State v. Shabazz

Ohio Court of Appeals
State v. Shabazz, 2012 Ohio 3367 (2012)
Blackmon

State v. Shabazz

Opinion

[Cite as State v. Shabazz,

2012-Ohio-3367

.]

Court of Appeals of Ohio EIGHTH APPELLATE DISTRICT COUNTY OF CUYAHOGA

JOURNAL ENTRY AND OPINION No. 97563

STATE OF OHIO PLAINTIFF-APPELLEE

vs.

DERRELL SHABAZZ DEFENDANT-APPELLANT

JUDGMENT: AFFIRMED

Criminal Appeal from the Cuyahoga County Court of Common Pleas Case No.

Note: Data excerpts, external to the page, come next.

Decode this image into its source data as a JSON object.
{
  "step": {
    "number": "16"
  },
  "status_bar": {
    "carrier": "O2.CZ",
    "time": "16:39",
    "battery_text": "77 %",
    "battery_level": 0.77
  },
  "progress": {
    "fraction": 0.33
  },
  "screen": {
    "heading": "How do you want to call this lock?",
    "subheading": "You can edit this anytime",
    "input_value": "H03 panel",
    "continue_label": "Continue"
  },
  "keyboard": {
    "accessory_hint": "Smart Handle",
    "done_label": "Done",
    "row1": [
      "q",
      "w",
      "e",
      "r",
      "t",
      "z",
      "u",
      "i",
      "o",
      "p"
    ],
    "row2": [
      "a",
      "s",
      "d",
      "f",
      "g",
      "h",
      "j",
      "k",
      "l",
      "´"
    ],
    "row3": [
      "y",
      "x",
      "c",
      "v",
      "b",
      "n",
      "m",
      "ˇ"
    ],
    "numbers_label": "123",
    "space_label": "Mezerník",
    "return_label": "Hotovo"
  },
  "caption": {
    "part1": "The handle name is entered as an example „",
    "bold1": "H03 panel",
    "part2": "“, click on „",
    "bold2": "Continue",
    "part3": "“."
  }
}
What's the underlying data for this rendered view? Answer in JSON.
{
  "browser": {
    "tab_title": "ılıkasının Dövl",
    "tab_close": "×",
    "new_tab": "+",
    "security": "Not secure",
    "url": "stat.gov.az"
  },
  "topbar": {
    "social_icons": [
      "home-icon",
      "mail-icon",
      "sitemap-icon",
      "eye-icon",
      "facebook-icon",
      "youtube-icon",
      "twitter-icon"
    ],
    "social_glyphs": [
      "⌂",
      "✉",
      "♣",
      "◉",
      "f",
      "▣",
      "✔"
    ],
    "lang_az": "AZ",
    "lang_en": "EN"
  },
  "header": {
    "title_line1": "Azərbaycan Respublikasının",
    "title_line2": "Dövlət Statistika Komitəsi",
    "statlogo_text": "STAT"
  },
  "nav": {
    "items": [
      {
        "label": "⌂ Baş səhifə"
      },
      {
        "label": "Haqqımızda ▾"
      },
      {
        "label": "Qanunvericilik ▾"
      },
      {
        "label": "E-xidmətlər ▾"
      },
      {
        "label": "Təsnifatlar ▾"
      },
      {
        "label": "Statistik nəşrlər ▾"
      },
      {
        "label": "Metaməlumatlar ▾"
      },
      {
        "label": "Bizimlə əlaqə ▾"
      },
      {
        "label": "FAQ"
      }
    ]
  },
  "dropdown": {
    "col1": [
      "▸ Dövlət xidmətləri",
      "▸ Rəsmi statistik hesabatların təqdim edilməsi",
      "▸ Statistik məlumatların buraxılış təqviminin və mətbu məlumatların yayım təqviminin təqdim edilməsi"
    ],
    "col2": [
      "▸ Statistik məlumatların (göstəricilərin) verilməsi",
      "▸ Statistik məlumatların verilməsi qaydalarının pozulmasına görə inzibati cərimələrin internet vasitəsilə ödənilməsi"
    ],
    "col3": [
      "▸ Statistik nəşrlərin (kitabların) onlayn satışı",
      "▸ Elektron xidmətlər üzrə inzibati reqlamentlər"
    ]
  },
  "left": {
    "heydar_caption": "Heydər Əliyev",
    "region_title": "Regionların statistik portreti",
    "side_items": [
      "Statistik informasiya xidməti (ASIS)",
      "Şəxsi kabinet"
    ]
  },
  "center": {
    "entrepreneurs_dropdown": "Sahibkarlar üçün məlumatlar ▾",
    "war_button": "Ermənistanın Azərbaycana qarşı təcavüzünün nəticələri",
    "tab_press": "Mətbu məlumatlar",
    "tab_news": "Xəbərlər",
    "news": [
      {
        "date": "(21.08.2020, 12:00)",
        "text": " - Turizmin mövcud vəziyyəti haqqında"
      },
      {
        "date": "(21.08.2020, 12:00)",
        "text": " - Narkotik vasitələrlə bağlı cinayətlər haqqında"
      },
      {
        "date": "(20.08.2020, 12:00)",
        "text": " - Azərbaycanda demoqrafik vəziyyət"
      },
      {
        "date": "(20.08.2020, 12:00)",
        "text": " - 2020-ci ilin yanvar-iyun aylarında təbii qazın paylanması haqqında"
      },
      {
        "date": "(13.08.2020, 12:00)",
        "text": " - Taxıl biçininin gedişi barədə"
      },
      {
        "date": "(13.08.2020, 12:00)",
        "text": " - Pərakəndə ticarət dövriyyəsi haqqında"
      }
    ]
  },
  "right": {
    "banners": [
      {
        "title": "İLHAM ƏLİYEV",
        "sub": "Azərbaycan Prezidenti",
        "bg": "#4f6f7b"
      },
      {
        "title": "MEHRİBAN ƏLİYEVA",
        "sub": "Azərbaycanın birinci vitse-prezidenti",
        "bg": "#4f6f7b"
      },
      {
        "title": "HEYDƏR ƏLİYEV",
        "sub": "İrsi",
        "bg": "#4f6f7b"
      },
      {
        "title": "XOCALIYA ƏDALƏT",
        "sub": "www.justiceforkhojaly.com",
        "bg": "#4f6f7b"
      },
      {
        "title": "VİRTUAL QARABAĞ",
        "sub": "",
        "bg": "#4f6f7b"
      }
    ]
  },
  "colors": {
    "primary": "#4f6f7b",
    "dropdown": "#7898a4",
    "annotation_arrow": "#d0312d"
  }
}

CR-547132

BEFORE: Blackmon, A.J., Jones, J., and Keough, J.

RELEASED AND JOURNALIZED: July 26, 2012

-i- ATTORNEY FOR APPELLANT

Tyresha Brown-O’Neal 323 Lakeside Avenue, Suite #420 Cleveland, Ohio 44113

ATTORNEYS FOR APPELLEE

William D. Mason Cuyahoga County Prosecutor

By: Alison Foy Assistant County Prosecutor The Justice Center, 8th Floor 1200 Ontario Street Cleveland, Ohio 44113 PATRICIA ANN BLACKMON, A.J.:

{¶1} Appellant Derrell Shabazz appeals the trial court’s denial of his motion to

suppress and assigns the following error for our review:

I. The trial court erred in denying appellee’s motion to suppress.

{¶2} Having reviewed the record and pertinent and law, we affirm the trial

court’s decision. The apposite facts follow.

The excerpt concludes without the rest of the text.